Album review: "Open Your Heart"
By Ben Opipari
Friday, June 29, 2012
The title track off “Open Your Heart,” the third album by the Men, might make you think the group is a 1980s hardcore punk band. It’s three minutes of frenetic guitar and screaming vocals.
But punk is unpredictable, and that’s where this Brooklyn-based band shines. Almost every track defies expectations. The album has seven-minute jams with sparse lyrics, and it features three-minute aggressive sonic attacks. “Candy” is an acoustic country number with a gentle slide guitar reminiscent of old Rolling Stones; “Cube” is less than three minutes of furious drumming, feedback and guitar shredding; and “Presence” is seven minutes of droning guitar.

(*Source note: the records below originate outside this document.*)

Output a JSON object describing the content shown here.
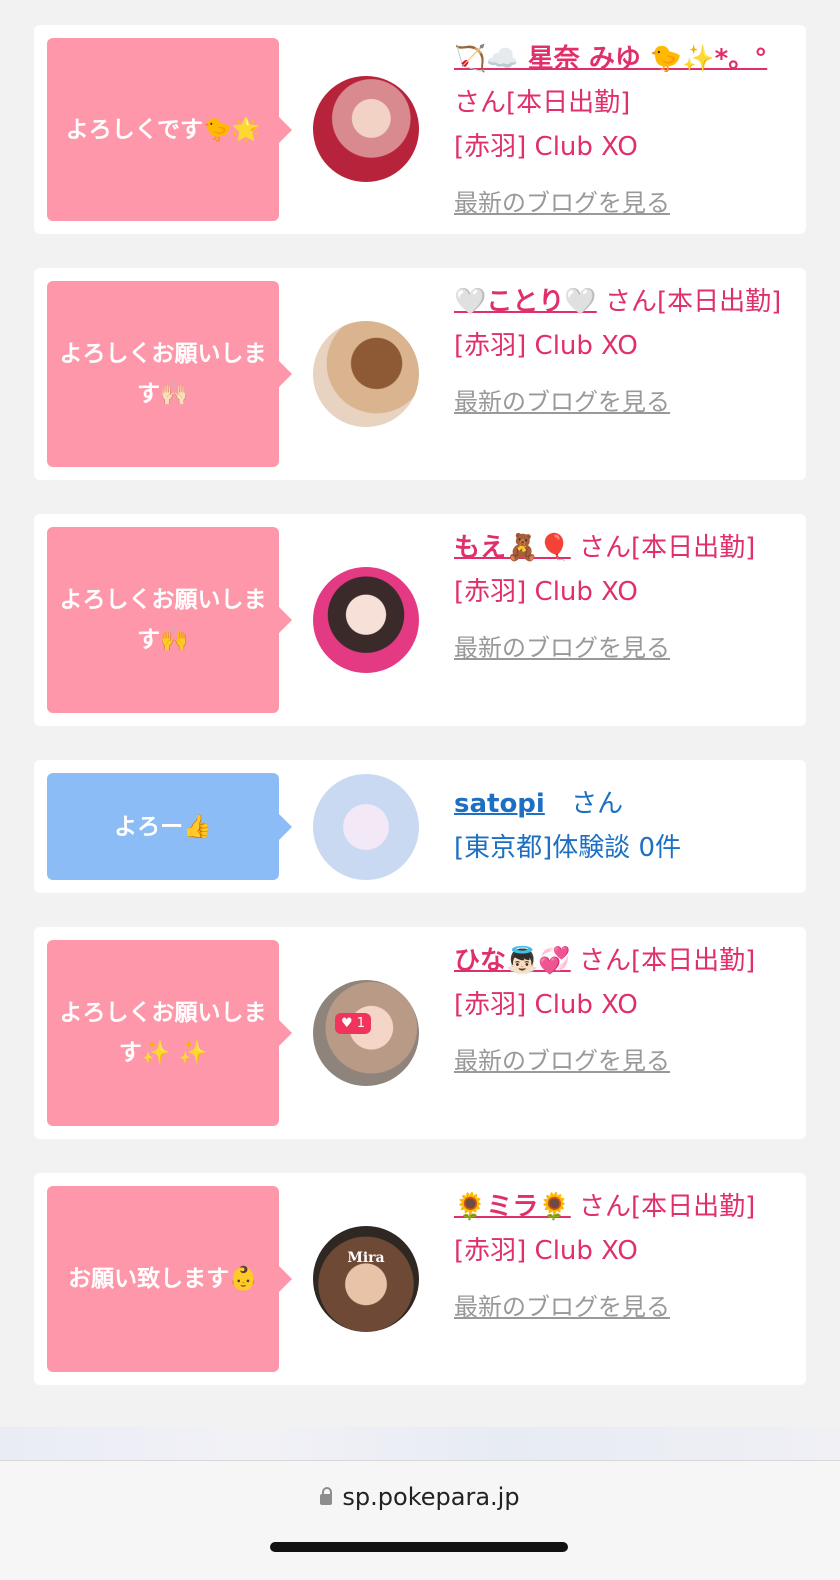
{
  "entries": [
    {
      "message": "よろしくです🐤🌟",
      "name": "🏹☁️ 星奈 みゆ 🐤✨*。°",
      "san": "さん[本日出勤]",
      "shop": "[赤羽] Club XO",
      "blog": "最新のブログを見る"
    },
    {
      "message": "よろしくお願いします🙌🏻",
      "name": "🤍ことり🤍",
      "san": "さん[本日出勤]",
      "shop": "[赤羽] Club XO",
      "blog": "最新のブログを見る"
    },
    {
      "message": "よろしくお願いします🙌",
      "name": "もえ🧸🎈",
      "san": "さん[本日出勤]",
      "shop": "[赤羽] Club XO",
      "blog": "最新のブログを見る"
    },
    {
      "message": "よろー👍",
      "name": "satopi",
      "san": "さん",
      "shop": "[東京都]体験談 0件"
    },
    {
      "message": "よろしくお願いします✨ ✨",
      "name": "ひな👼🏻💞",
      "san": "さん[本日出勤]",
      "shop": "[赤羽] Club XO",
      "blog": "最新のブログを見る"
    },
    {
      "message": "お願い致します👶",
      "name": "🌻ミラ🌻",
      "san": "さん[本日出勤]",
      "shop": "[赤羽] Club XO",
      "blog": "最新のブログを見る",
      "avatar_text": "Mira"
    }
  ],
  "browser": {
    "url": "sp.pokepara.jp"
  },
  "colors": {
    "pink_bubble": "#fe97a9",
    "blue_bubble": "#8cbcf5",
    "pink_text": "#e0306a",
    "blue_text": "#1c6fc2"
  }
}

The album is a journey through guitar history and needs to be experienced in its entirety. Opener “Turn It Around” is pure rock, beginning with a Faces-like bluesy riff before morphing into the speed of the Buzzcocks, complete with drum solos and dueling guitar solos. “Animal” combines slide guitar with Sex Pistols vocals, along with girl-group backing on the chorus. And the instrumental “Country Song” provides another respite with its lazy tempo and extended tremolo riff.
Even in its most intense moments, “Open Your Heart” is loaded with melodic riffs -- the guitar parts are as memorable as the lyrics. Not many bands can channel Keith Richards and Johnny Rotten in one album, but the Men manages to.